No Apparent Link Between Crashes Two Accidents In Two Days Likely Coincidence, Experts Say
Preliminary results of a federal investigation indicate no apparent connection between two Montana plane crashes that killed three Gillette residents and two Boulder, Colo., men, investigators said.
The National Transportation Safety Board is investigating the Jan. 5 crash near Wyola, Mont., that killed pilot Jeff Pfau, Gillette’s police chief, and city employee Vicky Lundock.
Investigators also are looking into the crash the next day near Helena that claimed the lives of Gillette architect Chris Hard, pilot Tom Nixon and colleague Rich Davis.

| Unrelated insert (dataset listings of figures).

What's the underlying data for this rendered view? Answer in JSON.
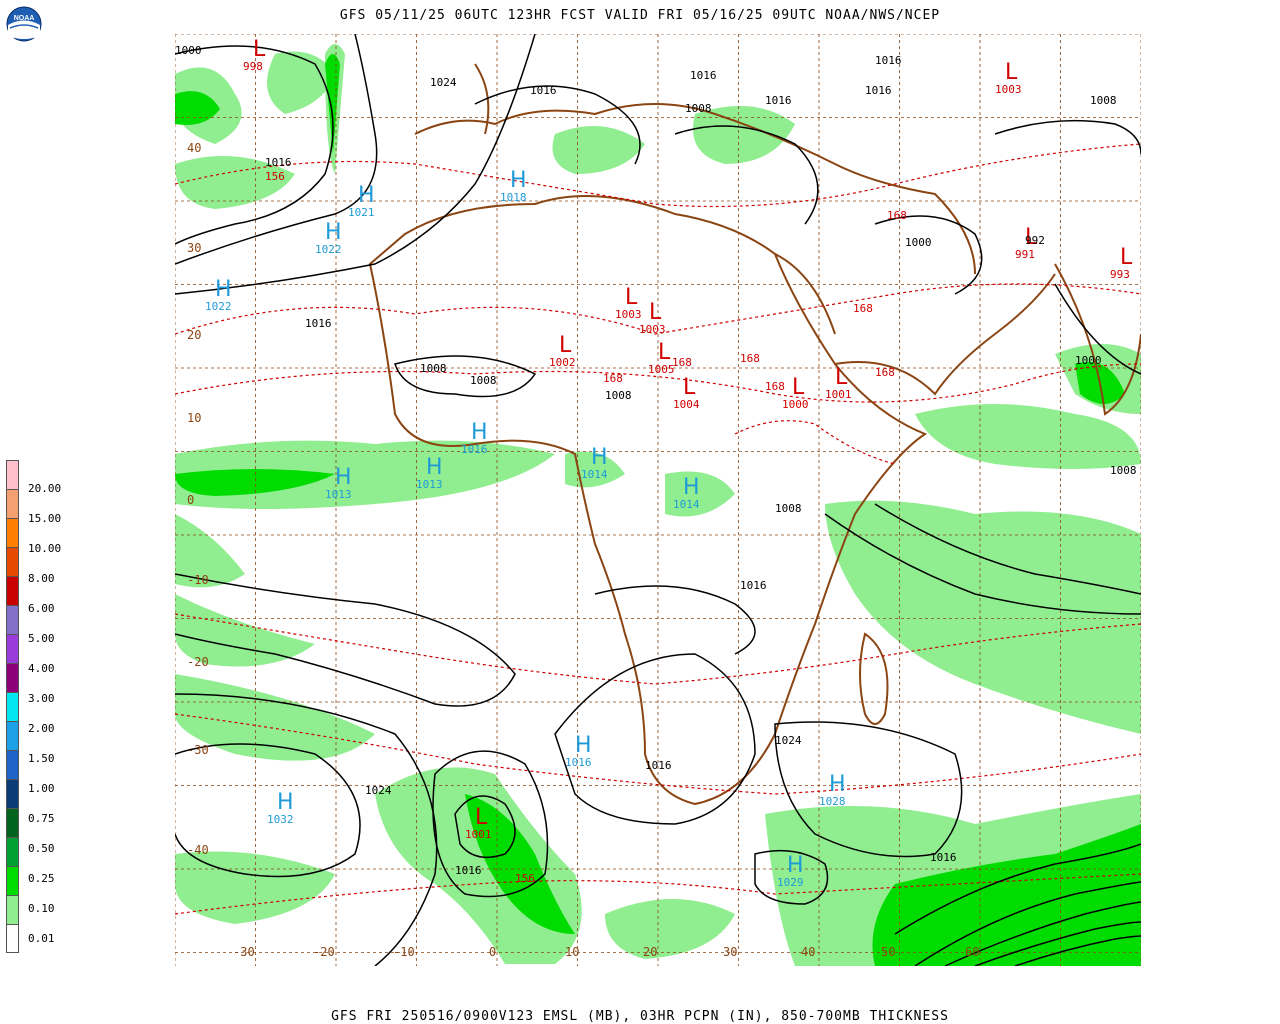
{
  "header": {
    "title": "GFS 05/11/25 06UTC 123HR FCST VALID FRI 05/16/25 09UTC NOAA/NWS/NCEP"
  },
  "footer": {
    "caption": "GFS FRI 250516/0900V123 EMSL (MB), 03HR PCPN (IN), 850-700MB THICKNESS"
  },
  "logo": {
    "text": "NOAA",
    "icon": "noaa-logo"
  },
  "legend": {
    "items": [
      {
        "label": "20.00",
        "color": "#ffc0cb"
      },
      {
        "label": "15.00",
        "color": "#f5a070"
      },
      {
        "label": "10.00",
        "color": "#ff7f00"
      },
      {
        "label": "8.00",
        "color": "#e64a00"
      },
      {
        "label": "6.00",
        "color": "#c80000"
      },
      {
        "label": "5.00",
        "color": "#8470c8"
      },
      {
        "label": "4.00",
        "color": "#9a3cdc"
      },
      {
        "label": "3.00",
        "color": "#8c0078"
      },
      {
        "label": "2.00",
        "color": "#00e6f0"
      },
      {
        "label": "1.50",
        "color": "#1ea0e6"
      },
      {
        "label": "1.00",
        "color": "#1e64c8"
      },
      {
        "label": "0.75",
        "color": "#0a3c78"
      },
      {
        "label": "0.50",
        "color": "#00641e"
      },
      {
        "label": "0.25",
        "color": "#00a032"
      },
      {
        "label": "0.10",
        "color": "#00dc00"
      },
      {
        "label": "0.01",
        "color": "#90ee90"
      },
      {
        "label": "",
        "color": "#ffffff"
      }
    ]
  },
  "map": {
    "lat_labels": [
      "40",
      "30",
      "20",
      "10",
      "0",
      "-10",
      "-20",
      "-30",
      "-40"
    ],
    "lon_labels": [
      "-30",
      "-20",
      "-10",
      "0",
      "10",
      "20",
      "30",
      "40",
      "50",
      "60"
    ],
    "highs": [
      {
        "label": "H",
        "value": "1021"
      },
      {
        "label": "H",
        "value": "1022"
      },
      {
        "label": "H",
        "value": "1022"
      },
      {
        "label": "H",
        "value": "1018"
      },
      {
        "label": "H",
        "value": "1013"
      },
      {
        "label": "H",
        "value": "1013"
      },
      {
        "label": "H",
        "value": "1014"
      },
      {
        "label": "H",
        "value": "1014"
      },
      {
        "label": "H",
        "value": "1016"
      },
      {
        "label": "H",
        "value": "1032"
      },
      {
        "label": "H",
        "value": "1028"
      },
      {
        "label": "H",
        "value": "1029"
      },
      {
        "label": "H",
        "value": "1016"
      }
    ],
    "lows": [
      {
        "label": "L",
        "value": "998"
      },
      {
        "label": "L",
        "value": "1002"
      },
      {
        "label": "L",
        "value": "1003"
      },
      {
        "label": "L",
        "value": "1005"
      },
      {
        "label": "L",
        "value": "1004"
      },
      {
        "label": "L",
        "value": "1000"
      },
      {
        "label": "L",
        "value": "1003"
      },
      {
        "label": "L",
        "value": "1001"
      },
      {
        "label": "L",
        "value": "991"
      },
      {
        "label": "L",
        "value": "993"
      },
      {
        "label": "L",
        "value": "1003"
      },
      {
        "label": "L",
        "value": "1001"
      }
    ],
    "isobar_labels": [
      "1000",
      "1024",
      "1016",
      "1016",
      "1016",
      "1008",
      "1008",
      "1008",
      "1016",
      "1016",
      "1016",
      "1024",
      "1024",
      "1016",
      "1008",
      "1008",
      "1000",
      "1008",
      "992",
      "1000",
      "1016",
      "1008",
      "1016",
      "1016",
      "1016"
    ],
    "thickness_labels": [
      "156",
      "168",
      "168",
      "168",
      "168",
      "168",
      "168",
      "168",
      "156"
    ]
  },
  "colors": {
    "isobar": "#000000",
    "thickness": "#d00000",
    "coast": "#8b4513",
    "grid": "#8b4513",
    "high": "#1e9bd7",
    "low": "#d00000",
    "precip_light": "#90ee90",
    "precip": "#00dc00"
  }
}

Pfau was piloting a single-engine Piper Cherokee and Hard, Nixon and Davis were flying in a single-engine Piper Comanche. Both planes took off from a Billings, Mont., airport.
NTSB Air Safety Investigator Kurt Anderson of Seattle said there appeared to be no reason to believe the crashes were linked to something that may have happened at the airport.
In Monday’s crash, parts began coming off the aircraft at a high altitude and wreckage was strewn for two miles, Anderson said. In Pfau’s case, the plane went through trees for several hundred feet before slamming into the wall of a canyon south of Yellowtail Dam in Big Horn County, Mont.
“It doesn’t look like there’s any consistency there,” Anderson said. “But we’ll be looking at all of that.”